Set about seeing what I could winkle out using isome, angleworm and raw prawn fished dropshot-style or on a scaled-down "two up, one down" rig. I was pleasantly surprised to catch a couple of pollack fairly quickly, both on pink isome. However, things were very slow after that and I struggled until a switch to prawn brought a solitary rock goby. Again, I was surprised that there weren't more of these around as come the summer you won't be able to get away from the things!
With the tide starting to run out again, that was first session over. However, it had a sting in the tail because, as I bent down to pick up my tackle box, I felt the all-too familiar stab of pain in my lower back. Don't know whether it was standing in the wind for an hour that did it, but by the time I got home my back was in spasm.
Next morning, suitable reinforced with one of the father-in-law's back braces, but still in pain and hobbling like an old man, I headed to my shanny "hot spot" on the estuary at Lawrenny.
The tide was still flooding in over the top of the old quay, so I waited for it to slacken off before dropping a bit of prawn tight down the side of the wall. Again, in the summer this would have been met with an instant response, but on this occasion I had to wait for a few minutes before the solid tip of the Rock Rover registered any interest from below. However, it was at least the species I had come for.

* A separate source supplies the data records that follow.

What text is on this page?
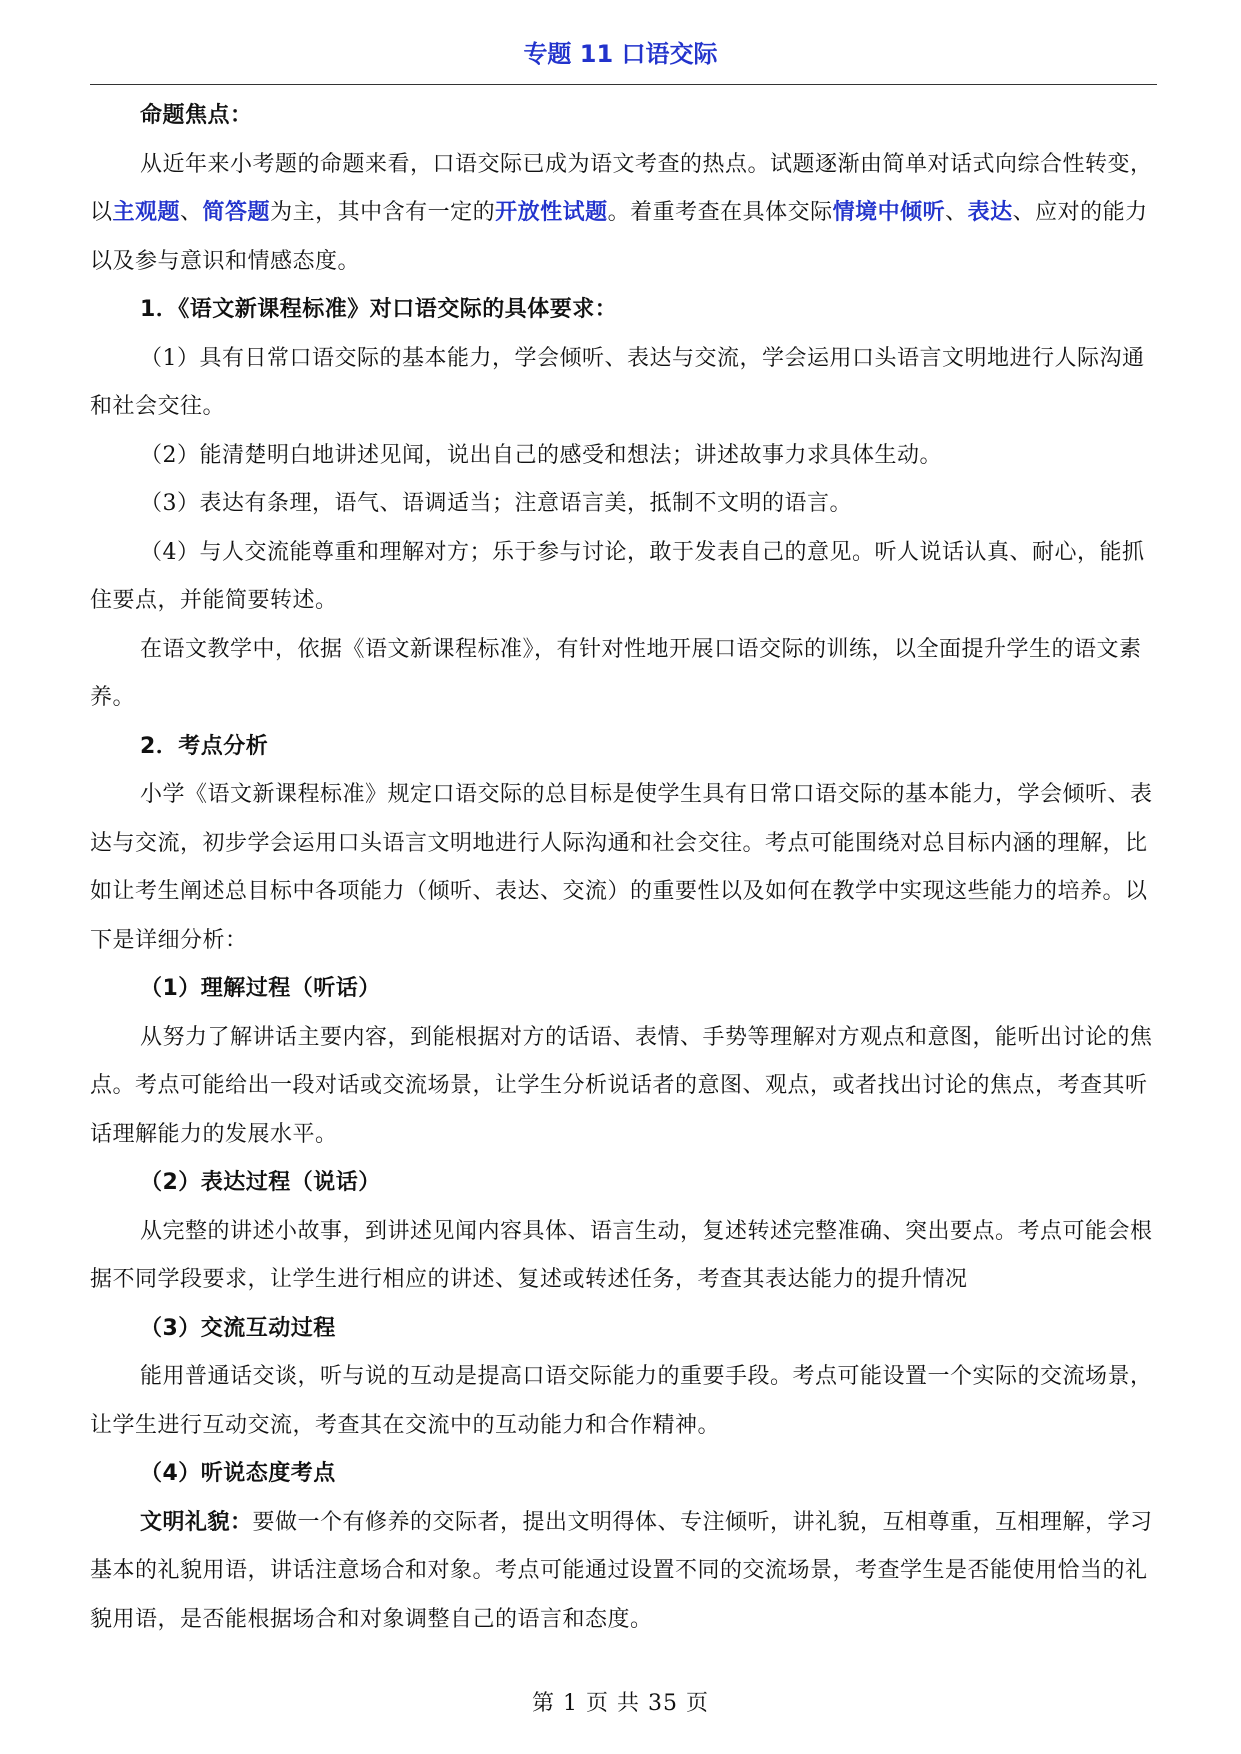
专题 11 口语交际

命题焦点：

从近年来小考题的命题来看，口语交际已成为语文考查的热点。试题逐渐由简单对话式向综合性转变，以主观题、简答题为主，其中含有一定的开放性试题。着重考查在具体交际情境中倾听、表达、应对的能力以及参与意识和情感态度。

1．《语文新课程标准》对口语交际的具体要求：

（1）具有日常口语交际的基本能力，学会倾听、表达与交流，学会运用口头语言文明地进行人际沟通和社会交往。

（2）能清楚明白地讲述见闻，说出自己的感受和想法；讲述故事力求具体生动。

（3）表达有条理，语气、语调适当；注意语言美，抵制不文明的语言。

（4）与人交流能尊重和理解对方；乐于参与讨论，敢于发表自己的意见。听人说话认真、耐心，能抓住要点，并能简要转述。

在语文教学中，依据《语文新课程标准》，有针对性地开展口语交际的训练，以全面提升学生的语文素养。

2．考点分析

小学《语文新课程标准》规定口语交际的总目标是使学生具有日常口语交际的基本能力，学会倾听、表达与交流，初步学会运用口头语言文明地进行人际沟通和社会交往。考点可能围绕对总目标内涵的理解，比如让考生阐述总目标中各项能力（倾听、表达、交流）的重要性以及如何在教学中实现这些能力的培养。以下是详细分析：

（1）理解过程（听话）

从努力了解讲话主要内容，到能根据对方的话语、表情、手势等理解对方观点和意图，能听出讨论的焦点。考点可能给出一段对话或交流场景，让学生分析说话者的意图、观点，或者找出讨论的焦点，考查其听话理解能力的发展水平。

（2）表达过程（说话）

从完整的讲述小故事，到讲述见闻内容具体、语言生动，复述转述完整准确、突出要点。考点可能会根据不同学段要求，让学生进行相应的讲述、复述或转述任务，考查其表达能力的提升情况

（3）交流互动过程

能用普通话交谈，听与说的互动是提高口语交际能力的重要手段。考点可能设置一个实际的交流场景，让学生进行互动交流，考查其在交流中的互动能力和合作精神。

（4）听说态度考点

文明礼貌：要做一个有修养的交际者，提出文明得体、专注倾听，讲礼貌，互相尊重，互相理解，学习基本的礼貌用语，讲话注意场合和对象。考点可能通过设置不同的交流场景，考查学生是否能使用恰当的礼貌用语，是否能根据场合和对象调整自己的语言和态度。

第 1 页 共 35 页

Only managed to add one more after that. Had a few casts with a Savage Gear sandeel to see if there were any pollack or coalies about, but to no avail, before limping back to the car. Contemplated trying the weedy margins on the way for a common or sand goby with a splitshot rig, but it was too murky to spot anything, so decide to leave that for later in the year.
Following day I hobbled back to Pembroke Dock. The sea looked a bit clearer and it was a bit warmer, so more pleasant for me although it had probably done nothing for the sea temperature. Managed a few more pollack from the off, followed by a couple of rock gobies. However, didn't look as if I was going to add to the species tally when I had a little tremble on the rod tip. Had a nice surprise when a tiny long-spined sea scorpion appeared on the surface. Switched to the sandeel again when the tide started running in the hope of a coalie, but drew a blank. Still, whilst I'd not quite managed to get the exact species I was after, I was off the mark and in the hunt and already looking forward to Easter when I'd be back again!